Sarah Russell, director of the Legal Clinic at Quinnipiac University School of Law and a Quinnipiac law professor representing the incarcerated individuals, reported that 80 men being housed in the auditorium at the facility to make room for people who are positive have only 20 cots, one toilet, and two portable showers. The men do not have access to phone, but they have access to email, she said. Staff allegedly told the men they are trying to get more cots from another facility.
“The latest information I have coming out of the men’s facility is just really large numbers of people testing positive,” Russell added.
She said thinks the number of positive cases listed on the DOP website is likely an undercount.
This past week, reports from the facility alleged that more than half of the women at FCI Danbury Camp tested positive on Dec. 27, but weren’t isolated or initially told whether they had the virus.
The Bureau of Prisons has refused to confirm or deny the allegations, saying it follows protocol outlined by the Centers for Disease Control and Prevention.
“COVID-19 transmission rates among staff and inmates in the BOP’s correctional institutions generally mirror those found in local communities,” the bureau said in a statement. “The BOP is using critical testing tools to help mitigate the spread of the virus and continues to provide testing for COVID-19 symptomatic inmates, as well as mass testing or serial testing when indicated, as recommended by the Centers for Disease Control and Prevention (CDC).”
A 46-year-old Rhode Island woman at the prison has sued FCI Danbury and the warden, alleging the facility has failed to take COVID precautions and seeking to be released to home confinement because she says she cannot received the COVID vaccination due to her medical condition. The BOP said it would not comment on pending litigation.

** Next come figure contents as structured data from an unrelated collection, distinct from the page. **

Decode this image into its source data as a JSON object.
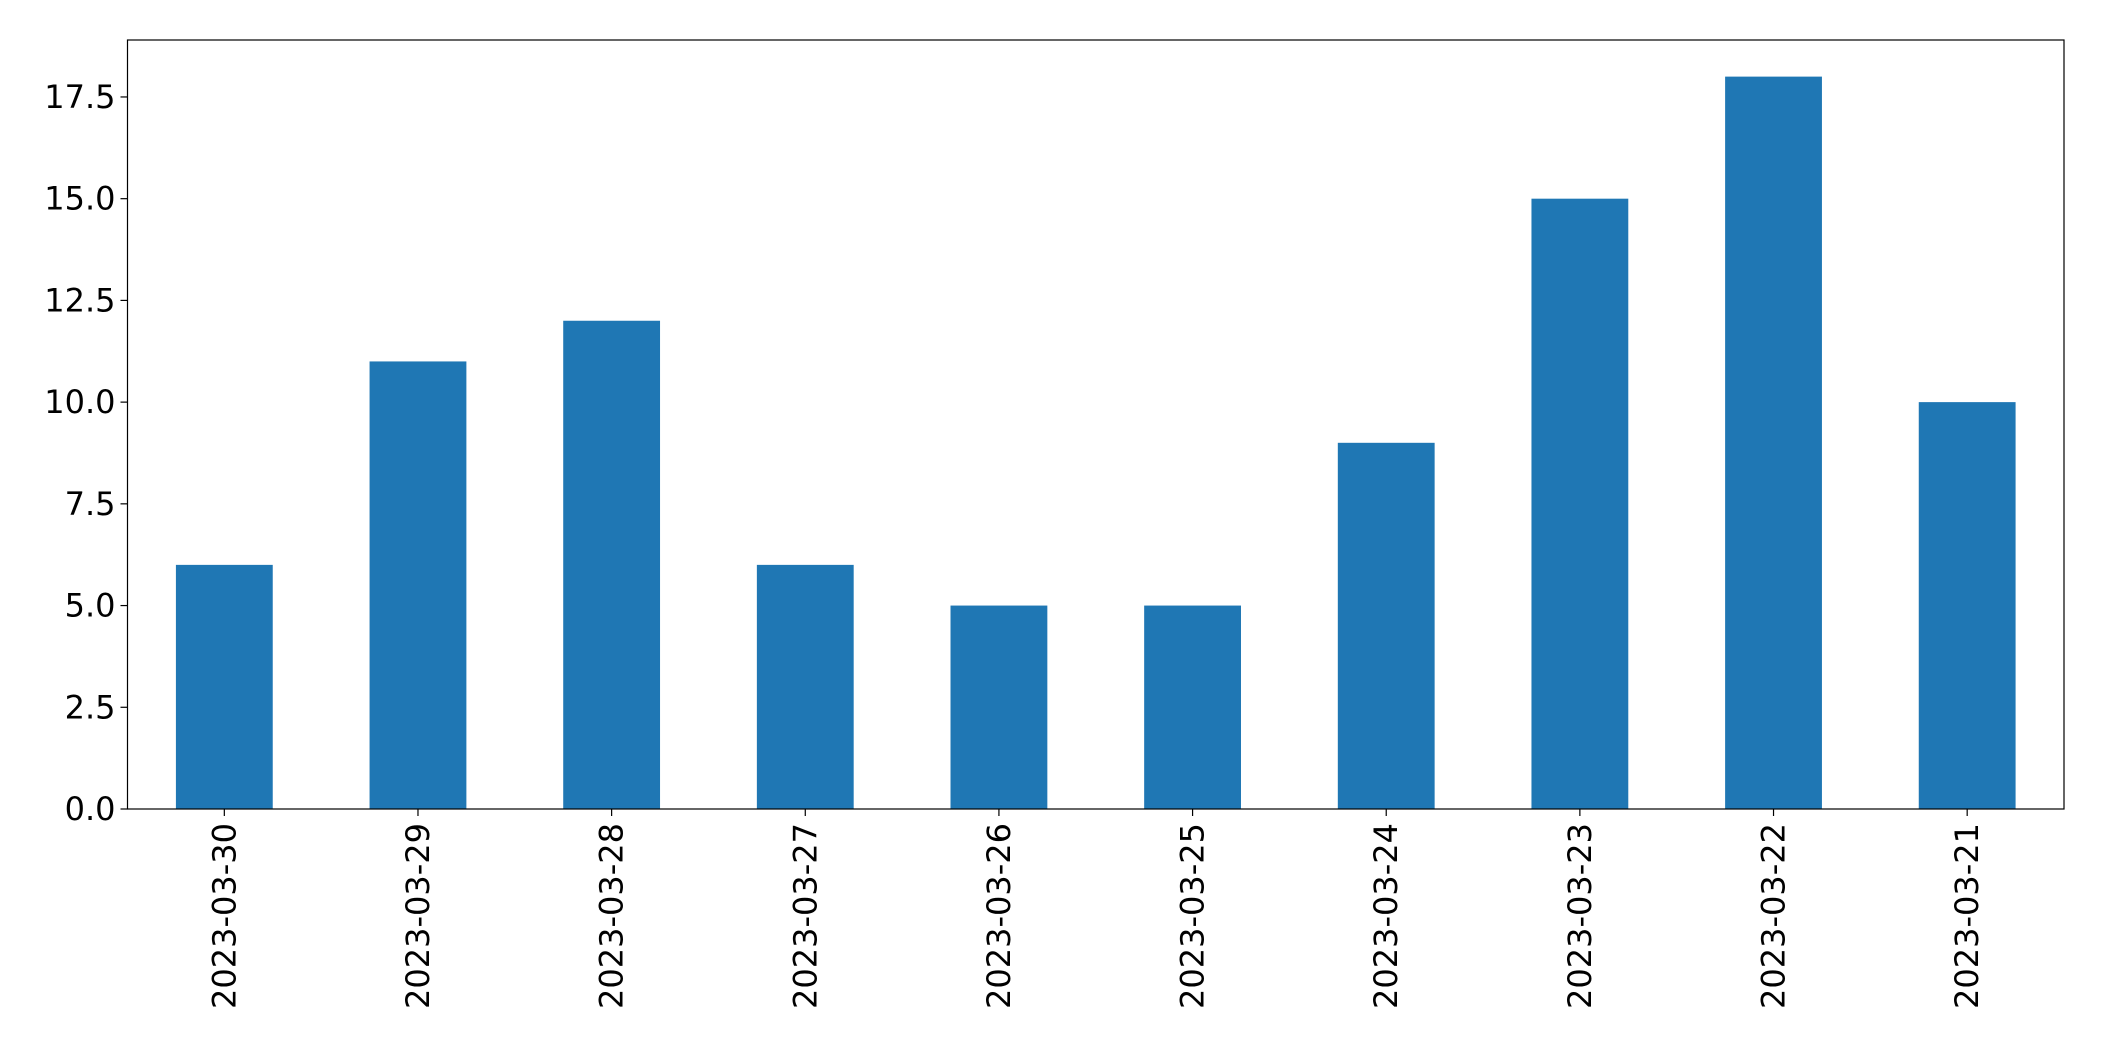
{
  "chart_data": {
    "type": "bar",
    "categories": [
      "2023-03-30",
      "2023-03-29",
      "2023-03-28",
      "2023-03-27",
      "2023-03-26",
      "2023-03-25",
      "2023-03-24",
      "2023-03-23",
      "2023-03-22",
      "2023-03-21"
    ],
    "values": [
      6,
      11,
      12,
      6,
      5,
      5,
      9,
      15,
      18,
      10
    ],
    "color": "#1f77b4",
    "ylim": [
      0,
      18.9
    ],
    "yticks": [
      {
        "value": 0,
        "label": "0.0"
      },
      {
        "value": 2.5,
        "label": "2.5"
      },
      {
        "value": 5,
        "label": "5.0"
      },
      {
        "value": 7.5,
        "label": "7.5"
      },
      {
        "value": 10,
        "label": "10.0"
      },
      {
        "value": 12.5,
        "label": "12.5"
      },
      {
        "value": 15,
        "label": "15.0"
      },
      {
        "value": 17.5,
        "label": "17.5"
      }
    ],
    "grid": false
  }
}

On Monday, U.S. Sen. Richard Blumenthal, DConn., and his colleagues called for an investigation into allegations that the facility failed to follow COVID-19 isolation guidelines. By Thursday, Blumenthal said he had received further news of “questionable” quarantine practices at the men’s facility.
In the men’s prison, unitwide COVID testing was not done in Units D, F, H, L, and
M until Thursday, Russell said, and at that time, all five units reported positive cases.
Before being tested, some men from Unit F had been brought to work in the kitchen which serves food to the whole men’s prison. When staff later tested the men, some were positive, Russell said.
She also received a report that more women were still being brought into the facility after lockdown began on Dec. 28, but has had very little access to information from the women’s camp because of their limited access to email and phone calls since lockdown. At least four women have tested positive in the women’s satellite prison so far, according to Russell’s communications.
The facility is under “level three” operations due to the COVID outbreak, which entail the agency’s tightest restrictions, including face coverings and social distancing.
“Right now, we have more questions than answers, and the questions are deeply serious,” Blumenthal said.
Blumenthal added that legislators are going to continue demanding answers from the U.S. Attorney General. He spoke with Murphy and Hayes on Friday but has not announced further action so far.
The U.S. Attorney General’s office did not return request for comment throughout the week.
Danbury’s health director Kara Prunty said she had not specifically discussed the outbreak with the prison’s administrators, but was aware of the situation and has been in conversation and had planning sessions with the facility.
Despite the outbreak, the facility’s census is higher than it was at the start of the pandemic, with 1,103 incarcerated people now housed there. The men’s facility went from a population of 728 in April of 2020 to 648 in September, and is now up to 897, according to Russell and the BOP dashboard.
Russell called the increase in the men’s population “particularly striking.”
Shaun Boylan, an FCI Danbury employee and executive vice president with AFGE Local 1661, independently stated that the agency continues to send the facility more inmates.